И, сидя в кабинете, Манцев снова и снова вспоминал его, думая над словами председателя ВЧК и МЧК. Манцева всегда поражало смелое, аналитическое мышление Дзержинского, неожиданность его решений, тонкое знание политической обстановки.
— Бандитизм, Василий Николаевич, — сказал Дзержинский, — сегодня явление не только уголовное. Он компрометирует власть рабочих, кое-кто пытается представить это как неспособность большевиков управлять государством. Следовательно, бандитизм есть явление политическое. Тем более что, как нам известно, белая контрразведка пытается его использовать.
— Мы делаем все, что можем.
— Дорогой Василий Николаевич, я об этом знаю, более того, я знаю, как трудно людям из группы Мартынова вести оперативную и следственную работу. Криминалистика — наука. А нам приходится постигать ее под бандитскими пулями. Кстати, как вам помогает Бахтин?
— Хорошо.
— Пока они нам нужны. Помните об этом. Потом мы разберемся с ними.

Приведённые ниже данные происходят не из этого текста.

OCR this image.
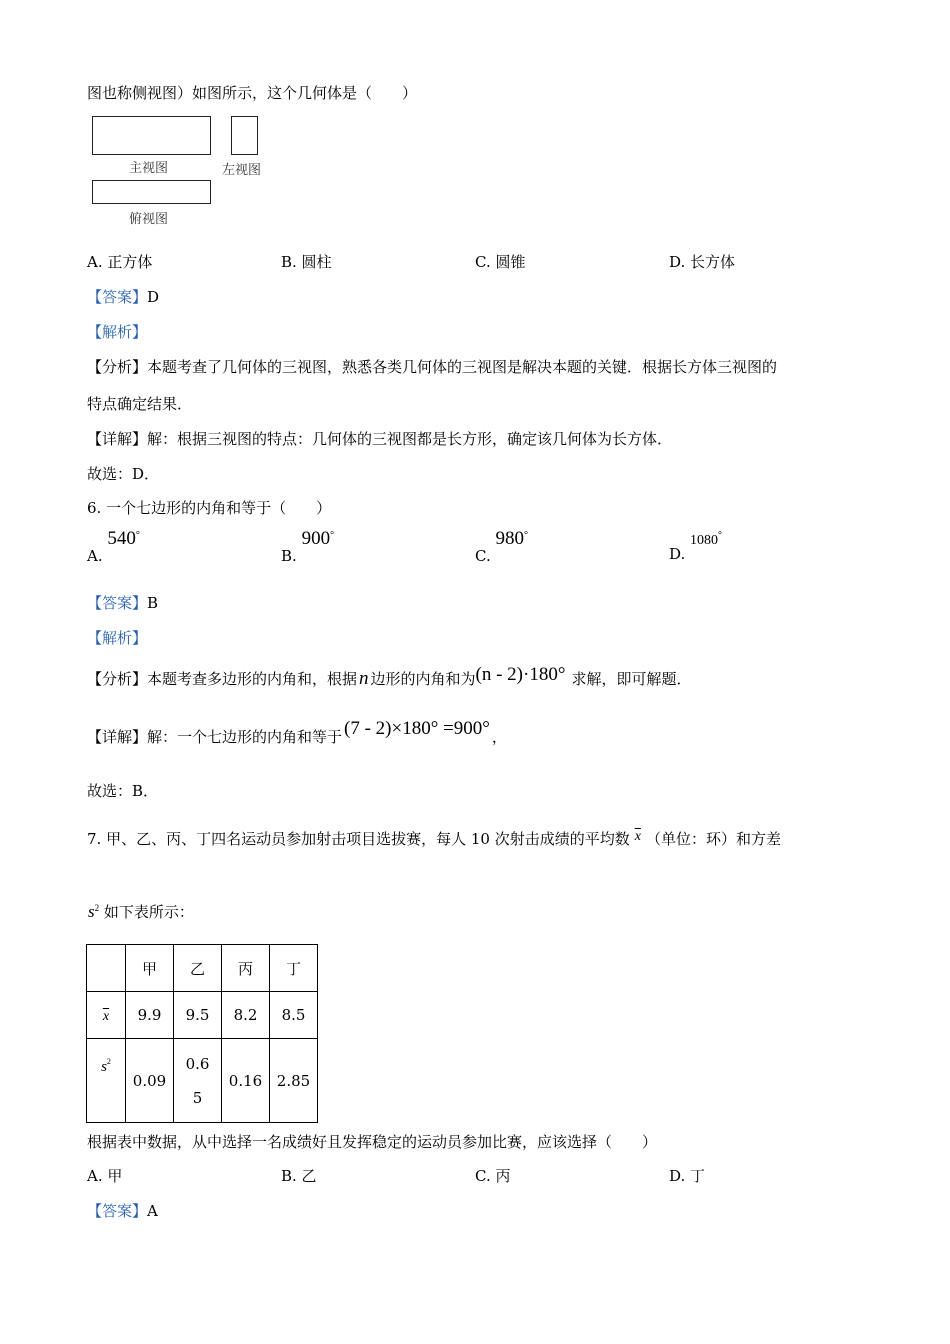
图也称侧视图）如图所示，这个几何体是（　　）
主视图	左视图
俯视图
A. 正方体	B. 圆柱	C. 圆锥	D. 长方体
【答案】D
【解析】
【分析】本题考查了几何体的三视图，熟悉各类几何体的三视图是解决本题的关键．根据长方体三视图的
特点确定结果．
【详解】解：根据三视图的特点：几何体的三视图都是长方形，确定该几何体为长方体．
故选：D．
6. 一个七边形的内角和等于（　　）
A. 540°
B. 900°
C. 980°
D. 1080°
【答案】B
【解析】
【分析】本题考查多边形的内角和，根据 n 边形的内角和为(n - 2)·180° 求解，即可解题．
【详解】解：一个七边形的内角和等于 (7 - 2)×180° =900° ，
故选：B．
7. 甲、乙、丙、丁四名运动员参加射击项目选拔赛，每人 10 次射击成绩的平均数 $\overline{x}$ （单位：环）和方差
$s^2$ 如下表所示：
	甲	乙	丙	丁
$\overline{x}$	9.9	9.5	8.2	8.5
$s^2$	0.09	0.65	0.16	2.85
根据表中数据，从中选择一名成绩好且发挥稳定的运动员参加比赛，应该选择（　　）
A. 甲	B. 乙	C. 丙	D. 丁
【答案】A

— Но тем не менее, Феликс Эдмундович, я хотел бы вам рассказать о нашем плане ликвидации банды Собана.
— Я прочел вашу докладную записку. Считаю, что все правильно. Только прошу вас об одном — берегите людей. Любую операцию мы должны проводить с минимумом потерь. Теперь о профессоре Васильеве. Он сдал свои драгоценности государству. Да, не удивляйтесь, все до последнего камня. В своем письме Луначарскому он написал, что деньги эти должны пойти на организацию народного образования.
— Это поступок.
— Подлинный патриот отечества всегда помогает ему в трудную минуту. Но тем не менее я позвонил в Гохран, вам выдадут, естественно на время, одну из вещей Васильева. Начинайте операцию и помните о людях.
В дверь постучали. Вошел Мартынов.
— Что?
— Все готово.
— Давайте рапорт.
Манцев сел за стол. Крепко потер ладонью лицо, отгоняя сон, хлебнул из стакана остывший чай. Поднял бумагу ближе к свету, начал читать. Чем больше читал, тем удивленнее становилось у него лицо.
— Вы, братцы, меня в острог хотите посадить? Сам думал или кто посоветовал?
— Вместе с Бахтиным.
— Ему простительно, он из старого сыска, а ты, Федор?
— Василий Николаевич, головой за все отвечаю.
— Ну ладно, — Манцев улыбнулся, подписал бумагу. — Сухари ты мне в домзак носить будешь.
— Обязательно.
Бахтин пришел на квартиру в два часа. Данилов посмотрел на него и понял — пора. На секунду сжалось сердце, только на секунду.
— Голубчик, Иван Александрович, и вы, Ниночка, — Бахтин достал папироску с длинным мундштуком и закурил. — Вы отправитесь сегодня в Столешников. На углу Петровки дом Бочкова знаете?